Topswara.com -- Lagi, regulasi penuh kontroversi dikeluarkan oleh pemerintah. Perihnya, ini menyangkut kelangsungan generasi. Adalah PP No. 28 Tahun 2024 yang di dalamnya terdapat pasal tentang penyediaan alat kontrasepsi untuk remaja. Biar apa?
Sekretaris Muhammadiyah menanggapi regulasi tersebut. Menurutnya, penyediaan alat kontrasepsi untuk remaja berpotensi menimbulkan terjadinya seks bebas di masyarakat, khususnya remaja (tempo.co, 10/08/2024). Anggota DPR RI Komisi IX menilai PP yang diteken Presiden Jokowi bisa menimbulkan persepsi difasilitasinya hubungan seksual di luar pernikahan. Komentar senada datang dari berbagai kalangan.
Kementerian Kesehatan pun buka suara soal regulasi tersebut.
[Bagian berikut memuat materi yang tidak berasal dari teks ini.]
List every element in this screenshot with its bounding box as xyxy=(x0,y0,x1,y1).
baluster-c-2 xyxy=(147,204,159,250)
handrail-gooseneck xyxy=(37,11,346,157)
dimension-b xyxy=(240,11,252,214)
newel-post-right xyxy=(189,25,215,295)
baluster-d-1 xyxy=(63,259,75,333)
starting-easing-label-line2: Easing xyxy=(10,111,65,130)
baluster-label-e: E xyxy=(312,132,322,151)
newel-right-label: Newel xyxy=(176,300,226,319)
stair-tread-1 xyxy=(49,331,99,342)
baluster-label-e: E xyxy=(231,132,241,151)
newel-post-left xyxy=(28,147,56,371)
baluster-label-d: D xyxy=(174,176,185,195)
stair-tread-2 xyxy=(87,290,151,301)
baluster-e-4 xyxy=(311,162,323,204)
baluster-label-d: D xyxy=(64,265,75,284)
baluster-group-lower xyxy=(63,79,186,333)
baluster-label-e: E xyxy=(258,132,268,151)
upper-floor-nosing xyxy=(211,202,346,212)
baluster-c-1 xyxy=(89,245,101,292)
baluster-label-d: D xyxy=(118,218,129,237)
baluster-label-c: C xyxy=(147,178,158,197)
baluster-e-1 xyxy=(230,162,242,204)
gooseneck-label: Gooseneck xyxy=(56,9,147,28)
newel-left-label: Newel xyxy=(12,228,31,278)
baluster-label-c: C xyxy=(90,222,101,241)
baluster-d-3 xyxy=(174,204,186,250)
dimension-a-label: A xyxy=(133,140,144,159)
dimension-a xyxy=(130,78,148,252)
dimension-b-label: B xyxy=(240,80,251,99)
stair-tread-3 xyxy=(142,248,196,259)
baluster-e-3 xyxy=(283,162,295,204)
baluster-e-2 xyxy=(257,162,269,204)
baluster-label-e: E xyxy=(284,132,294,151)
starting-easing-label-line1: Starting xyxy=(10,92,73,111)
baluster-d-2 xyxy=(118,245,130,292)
Menurut Kepala Biro Komunikasi dan Pelayanan Publik Kemenkes RI, pelayanan kontrasepsi disediakan khusus bagi mereka yang menikah dengan kondisi tertentu untuk menunda kehamilan, tidak untuk semua remaja. Siapa yang bisa menjamin?
Mindset Liberalisme
Regulasi penyediaan alat kontrasepsi untuk remaja akan menambah buram potret remaja hari ini. Fakta menunjukkan adanya kenaikan angka kehamilan di luar nikah, aborsi, dan penularan penyakit menular seksual termasuk HIV/AIDS di kalangan remaja. Beranjak dari fakta, dibuatlah suatu regulasi yang sekira mampu memberikan pelayanan kesehatan untuk menekan angka aborsi dan lain-lain.
Mirisnya, perzinaan atau pergaulan bebas di kalangan remaja justru tak disebutkan dalam regulasi. Padahal, itulah akar masalah kesehatan reproduksi remaja hari ini. Jujur atau tidak, hubungan seksual sebelum menikah menjadi suatu yang wajar. Dan kewajaran ini akan menjadi-jadi dengan disahkannya PP No. 28 tahun 2024.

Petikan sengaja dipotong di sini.